Un adolescent vengeur, un canon laser extraterrestre et un festival d’effets spéciaux kitsch : le film de science-fiction Laserblast, véritable catastrophe cinématographique des années 1970, connaît un regain d’intérêt grâce au streaming et à son statut de « mauvais film culte ». Disponible gratuitement sur plusieurs plateformes, ce long-métrage est devenu un rendez-vous incontournable pour les amateurs de cinéma involontairement drôle.
Sorti en 1978, Laserblast raconte l’histoire de Billy, un adolescent malmené qui découvre un canon à énergie extraterrestre dans le désert. Poussé par le ressentiment, il décide de s’en servir pour se venger de tous ceux qui lui ont fait du tort. Mais à mesure qu’il utilise l’arme, Billy commence à perdre son humanité et à se transformer en l’une des créatures dont elle est issue. Si le concept initial laissait présager une réflexion intéressante sur la corruption du pouvoir, le film est malheureusement plombé par des dialogues affreux, un jeu d’acteur médiocre, une musique insipide et un montage chaotique.

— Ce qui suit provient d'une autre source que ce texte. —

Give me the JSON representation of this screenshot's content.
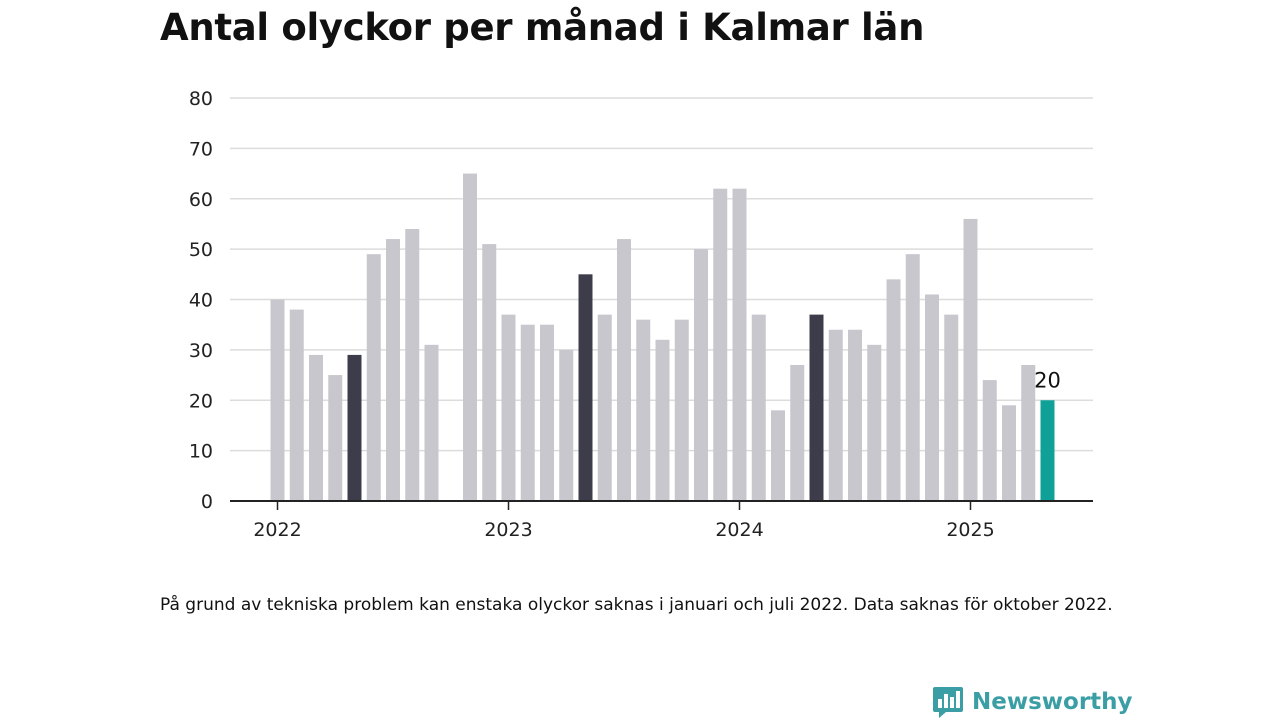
{
  "chart_data": {
    "type": "bar",
    "title": "Antal olyckor per månad i Kalmar län",
    "xlabel": "",
    "ylabel": "",
    "ylim": [
      0,
      80
    ],
    "yticks": [
      0,
      10,
      20,
      30,
      40,
      50,
      60,
      70,
      80
    ],
    "xticks": [
      "2022",
      "2023",
      "2024",
      "2025"
    ],
    "grid": true,
    "legend": "none",
    "colors": {
      "default": "#c8c7ce",
      "highlight": "#3d3c4a",
      "latest": "#0fa197",
      "grid": "#dcdcdc",
      "axis": "#222222"
    },
    "categories": [
      "2022-01",
      "2022-02",
      "2022-03",
      "2022-04",
      "2022-05",
      "2022-06",
      "2022-07",
      "2022-08",
      "2022-09",
      "2022-10",
      "2022-11",
      "2022-12",
      "2023-01",
      "2023-02",
      "2023-03",
      "2023-04",
      "2023-05",
      "2023-06",
      "2023-07",
      "2023-08",
      "2023-09",
      "2023-10",
      "2023-11",
      "2023-12",
      "2024-01",
      "2024-02",
      "2024-03",
      "2024-04",
      "2024-05",
      "2024-06",
      "2024-07",
      "2024-08",
      "2024-09",
      "2024-10",
      "2024-11",
      "2024-12",
      "2025-01",
      "2025-02",
      "2025-03",
      "2025-04",
      "2025-05"
    ],
    "values": [
      40,
      38,
      29,
      25,
      29,
      49,
      52,
      54,
      31,
      null,
      65,
      51,
      37,
      35,
      35,
      30,
      45,
      37,
      52,
      36,
      32,
      36,
      50,
      62,
      62,
      37,
      18,
      27,
      37,
      34,
      34,
      31,
      44,
      49,
      41,
      37,
      56,
      24,
      19,
      27,
      20
    ],
    "highlighted": [
      "2022-05",
      "2023-05",
      "2024-05"
    ],
    "latest_label": "20"
  },
  "footnote": "På grund av tekniska problem kan enstaka olyckor saknas i januari och juli 2022. Data saknas för oktober 2022.",
  "brand": {
    "name": "Newsworthy",
    "icon": "newsworthy-logo-icon",
    "color": "#3b9ea5"
  }
}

Le personnage de Billy, dépeint comme un véritable incapable, peine à susciter la sympathie du spectateur. Harcelé, réprimandé par le grand-père de sa petite amie et constamment confronté à la police, il ne semble posséder aucune qualité rédemptrice avant de mettre la main sur l’arme extraterrestre. Le film ne fait d’ailleurs pas dans la dentelle : Billy est présenté comme un loser, et les actions des autres personnages à son égard sont justifiées. L’acquisition du pouvoir ne fait qu’exacerber ses défauts, le transformant littéralement en monstre.

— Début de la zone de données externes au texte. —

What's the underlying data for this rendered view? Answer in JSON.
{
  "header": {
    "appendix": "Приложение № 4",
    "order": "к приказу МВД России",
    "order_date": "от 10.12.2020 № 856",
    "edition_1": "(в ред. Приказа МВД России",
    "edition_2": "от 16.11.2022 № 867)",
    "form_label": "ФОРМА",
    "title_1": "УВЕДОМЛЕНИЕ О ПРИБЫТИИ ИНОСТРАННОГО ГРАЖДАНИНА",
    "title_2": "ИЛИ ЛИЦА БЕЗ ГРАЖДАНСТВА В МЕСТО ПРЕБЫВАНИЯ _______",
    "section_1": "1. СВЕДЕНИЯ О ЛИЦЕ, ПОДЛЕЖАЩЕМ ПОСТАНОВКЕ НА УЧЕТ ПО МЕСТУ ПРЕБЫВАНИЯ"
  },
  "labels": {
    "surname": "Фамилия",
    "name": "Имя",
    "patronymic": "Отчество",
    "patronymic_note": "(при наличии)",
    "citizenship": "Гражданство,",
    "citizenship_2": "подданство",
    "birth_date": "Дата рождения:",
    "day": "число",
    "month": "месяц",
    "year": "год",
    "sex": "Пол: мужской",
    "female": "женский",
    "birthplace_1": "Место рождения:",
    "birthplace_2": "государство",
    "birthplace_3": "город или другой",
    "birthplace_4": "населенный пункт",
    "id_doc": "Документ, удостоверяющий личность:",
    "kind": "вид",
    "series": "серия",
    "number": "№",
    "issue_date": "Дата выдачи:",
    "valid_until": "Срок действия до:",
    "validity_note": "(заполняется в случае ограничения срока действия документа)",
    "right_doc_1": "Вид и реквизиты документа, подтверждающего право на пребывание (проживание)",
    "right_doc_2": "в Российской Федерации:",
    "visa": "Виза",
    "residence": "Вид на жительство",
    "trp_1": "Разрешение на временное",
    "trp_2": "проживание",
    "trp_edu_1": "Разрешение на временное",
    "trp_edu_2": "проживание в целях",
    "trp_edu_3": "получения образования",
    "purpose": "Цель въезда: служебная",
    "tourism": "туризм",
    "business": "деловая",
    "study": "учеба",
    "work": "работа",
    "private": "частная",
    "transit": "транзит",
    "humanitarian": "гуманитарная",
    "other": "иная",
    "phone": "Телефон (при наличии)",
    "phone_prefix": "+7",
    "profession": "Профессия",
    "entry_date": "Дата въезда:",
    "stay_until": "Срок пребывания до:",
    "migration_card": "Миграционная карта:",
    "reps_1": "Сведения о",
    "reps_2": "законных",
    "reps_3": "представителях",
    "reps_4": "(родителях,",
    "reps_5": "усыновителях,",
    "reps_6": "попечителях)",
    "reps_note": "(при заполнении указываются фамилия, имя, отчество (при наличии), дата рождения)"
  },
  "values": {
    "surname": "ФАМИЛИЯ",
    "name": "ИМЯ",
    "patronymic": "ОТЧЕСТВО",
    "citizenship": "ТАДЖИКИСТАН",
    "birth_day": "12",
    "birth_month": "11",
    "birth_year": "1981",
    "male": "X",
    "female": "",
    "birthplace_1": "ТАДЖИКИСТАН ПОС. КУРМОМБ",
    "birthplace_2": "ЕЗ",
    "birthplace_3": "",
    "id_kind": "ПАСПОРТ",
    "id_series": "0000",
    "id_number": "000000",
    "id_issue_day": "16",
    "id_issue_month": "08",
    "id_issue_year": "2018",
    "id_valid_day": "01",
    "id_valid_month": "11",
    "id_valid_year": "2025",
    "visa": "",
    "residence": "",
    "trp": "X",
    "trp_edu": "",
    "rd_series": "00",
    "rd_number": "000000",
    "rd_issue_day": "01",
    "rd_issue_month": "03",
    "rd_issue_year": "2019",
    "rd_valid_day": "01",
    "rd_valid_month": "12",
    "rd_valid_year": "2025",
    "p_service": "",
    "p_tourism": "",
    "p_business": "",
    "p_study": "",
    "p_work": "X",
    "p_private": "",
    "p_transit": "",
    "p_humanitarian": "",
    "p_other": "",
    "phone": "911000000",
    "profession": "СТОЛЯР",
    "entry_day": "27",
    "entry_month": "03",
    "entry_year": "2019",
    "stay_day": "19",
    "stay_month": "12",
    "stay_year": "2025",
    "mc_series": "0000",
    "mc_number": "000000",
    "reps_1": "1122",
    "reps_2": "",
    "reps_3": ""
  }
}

Paradoxalement, les extraterrestres eux-mêmes sont l’un des rares aspects positifs du film. Réalisés en stop-motion, ces personnages attachants offrent un spectacle visuel surprenant, même pour l’époque. Laserblast est souvent cité comme l’un des pires films de science-fiction de la fin des années 1970, une période pourtant marquée par des œuvres majeures telles que Star Wars : Un nouvel espoir, Alien, le huitième passager et le désastreux Meteor avec Sean Connery. Le film avait reçu une critique mitigée de Leonard Maltin, qui lui attribuait deux étoiles et demie, une note qui est devenue une blague récurrente dans l’émission Mystery Science Theater 3000.
D’ailleurs, Laserblast a été le dernier épisode diffusé lors de la première saison de Mystery Science Theater 3000 sur Comedy Central, avant son transfert sur The Sci-Fi Channel (aujourd’hui SyFy). L’équipe de l’émission ne lui a pas fait de cadeau, et les critiques acerbes ont fusé. Le film était une cible facile, à tel point que le nom de Roddy McDowall a été mal orthographié au générique (« McDowell »). Regarder Laserblast en compagnie d’amis est donc fortement recommandé, car l’expérience est d’autant plus savoureuse.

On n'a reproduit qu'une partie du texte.